Jim Dalton
Jim Dalton
Psy.D., HSPP, CSAYC, President and Chief Executive Officer

President and CEO Jim Dalton has long made an impact on the developmental disabilities industry. A licensed child psychologist, Dr. Dalton is highly regarded for his innovation in child behavioral health care. He holds a bachelor’s degree from Anderson University, a master’s from Spalding University and graduated first in his doctoral class in child psychology. He completed his residency at The Ohio State University.

Trauma-Focused Classrooms

2 minute read

Every school child in America is a steaming stew of blood-borne infections and diseases.

OK: That isn’t true; however, the teachers, administrators and staff in American schools are required to act as though it is.
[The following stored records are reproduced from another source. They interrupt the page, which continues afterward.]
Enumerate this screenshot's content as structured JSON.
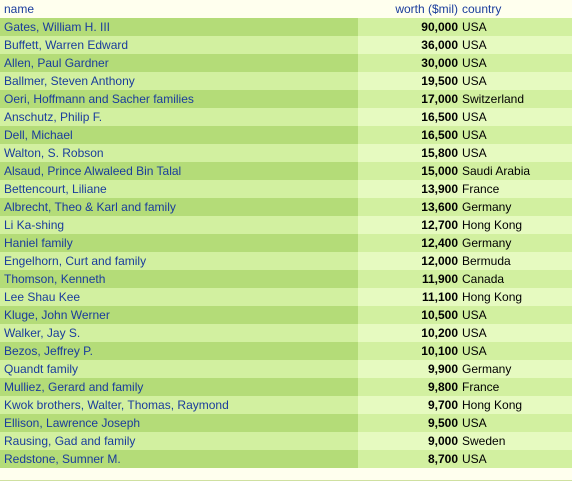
{
  "headers": {
    "name": "name",
    "worth": "worth ($mil)",
    "country": "country"
  },
  "rows": [
    {
      "name": "Gates, William H. III",
      "worth": "90,000",
      "country": "USA"
    },
    {
      "name": "Buffett, Warren Edward",
      "worth": "36,000",
      "country": "USA"
    },
    {
      "name": "Allen, Paul Gardner",
      "worth": "30,000",
      "country": "USA"
    },
    {
      "name": "Ballmer, Steven Anthony",
      "worth": "19,500",
      "country": "USA"
    },
    {
      "name": "Oeri, Hoffmann and Sacher families",
      "worth": "17,000",
      "country": "Switzerland"
    },
    {
      "name": "Anschutz, Philip F.",
      "worth": "16,500",
      "country": "USA"
    },
    {
      "name": "Dell, Michael",
      "worth": "16,500",
      "country": "USA"
    },
    {
      "name": "Walton, S. Robson",
      "worth": "15,800",
      "country": "USA"
    },
    {
      "name": "Alsaud, Prince Alwaleed Bin Talal",
      "worth": "15,000",
      "country": "Saudi Arabia"
    },
    {
      "name": "Bettencourt, Liliane",
      "worth": "13,900",
      "country": "France"
    },
    {
      "name": "Albrecht, Theo & Karl and family",
      "worth": "13,600",
      "country": "Germany"
    },
    {
      "name": "Li Ka-shing",
      "worth": "12,700",
      "country": "Hong Kong"
    },
    {
      "name": "Haniel family",
      "worth": "12,400",
      "country": "Germany"
    },
    {
      "name": "Engelhorn, Curt and family",
      "worth": "12,000",
      "country": "Bermuda"
    },
    {
      "name": "Thomson, Kenneth",
      "worth": "11,900",
      "country": "Canada"
    },
    {
      "name": "Lee Shau Kee",
      "worth": "11,100",
      "country": "Hong Kong"
    },
    {
      "name": "Kluge, John Werner",
      "worth": "10,500",
      "country": "USA"
    },
    {
      "name": "Walker, Jay S.",
      "worth": "10,200",
      "country": "USA"
    },
    {
      "name": "Bezos, Jeffrey P.",
      "worth": "10,100",
      "country": "USA"
    },
    {
      "name": "Quandt family",
      "worth": "9,900",
      "country": "Germany"
    },
    {
      "name": "Mulliez, Gerard and family",
      "worth": "9,800",
      "country": "France"
    },
    {
      "name": "Kwok brothers, Walter, Thomas, Raymond",
      "worth": "9,700",
      "country": "Hong Kong"
    },
    {
      "name": "Ellison, Lawrence Joseph",
      "worth": "9,500",
      "country": "USA"
    },
    {
      "name": "Rausing, Gad and family",
      "worth": "9,000",
      "country": "Sweden"
    },
    {
      "name": "Redstone, Sumner M.",
      "worth": "8,700",
      "country": "USA"
    }
  ]
}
Under a system known as “universal precautions,” they must assume kids are packed with pathogens. Any time a teacher deals with a bloody nose or a  skinned knee they first pull on latex gloves, and OSHA suggests they wear eye protection as well. They assume the worst.

I would like to see a similar system for addressing trauma. By this, I mean I wish teachers, staff and other school personnel would operate under the assumption that all students have a history of traumatic stress.

Sadly, this isn’t an outrageous assumption. Trauma is an increasing presence in our children’s lives, whether it’s personal trauma such as serious illness, physical abuse or poverty, or “secondary trauma,” such as witnessing domestic violence, having an incarcerated parent or living with an addict. As a result, we can’t expect children to come into the classroom ready to learn, behave and function “normally.”

Instead, we must view their behaviors in light of possible trauma, and adapt our thinking to accommodate it. To this end, we should realize that:

  • Misbehavior in school often results from trauma outside of school.
  • Students who have experienced trauma often overreact to situations.
  • Students who have experienced trauma worry about “what’s next?”
  • Students who have experienced trauma might have issues with self-control.
  • It’s not important for you to understand what caused a trauma in order to help.
  • Students who have experienced trauma need someone to affirm that they are good at something … Teachers, staff or volunteers should try to send children home proudly saying, “My school said I’m good at …”

Classrooms that embrace these contexts will actually look and feel different. For a few examples, in trauma-informed classrooms:

  • Classrooms are neat and organized, featuring open spaces with full transparency.
  • Schedules are predictable, with lots of routine.
  • Teachers quietly make the rounds to inform children about “what’s next.”
  • Teachers work to redirect students who are having problems focusing.
  • Teachers ask, “How can I help you?” rather than scolding or threatening.
  • Students are asked how they prefer to be addressed.
  • Teachers use respect, energy and positivity to help students get back on track.

If there is any risk to this “universal precautions” approach, it’s that students who have not experienced trauma also would be greeted with these same accommodations. But that’s hardly a risk and, in fact, could be viewed as an added benefit. What child wouldn’t benefit from a more compassionate, organized and transparent classroom?

On the other hand, by taking a trauma-informed approached to classrooms, we put ourselves in a position to serve not only those children who are showing the effects of trauma but also those who have suffered trauma but are not yet showing its effects. In other words, by providing these supports and accommodations, we can provide an environment that supports all children and gives them the opportunity to succeed.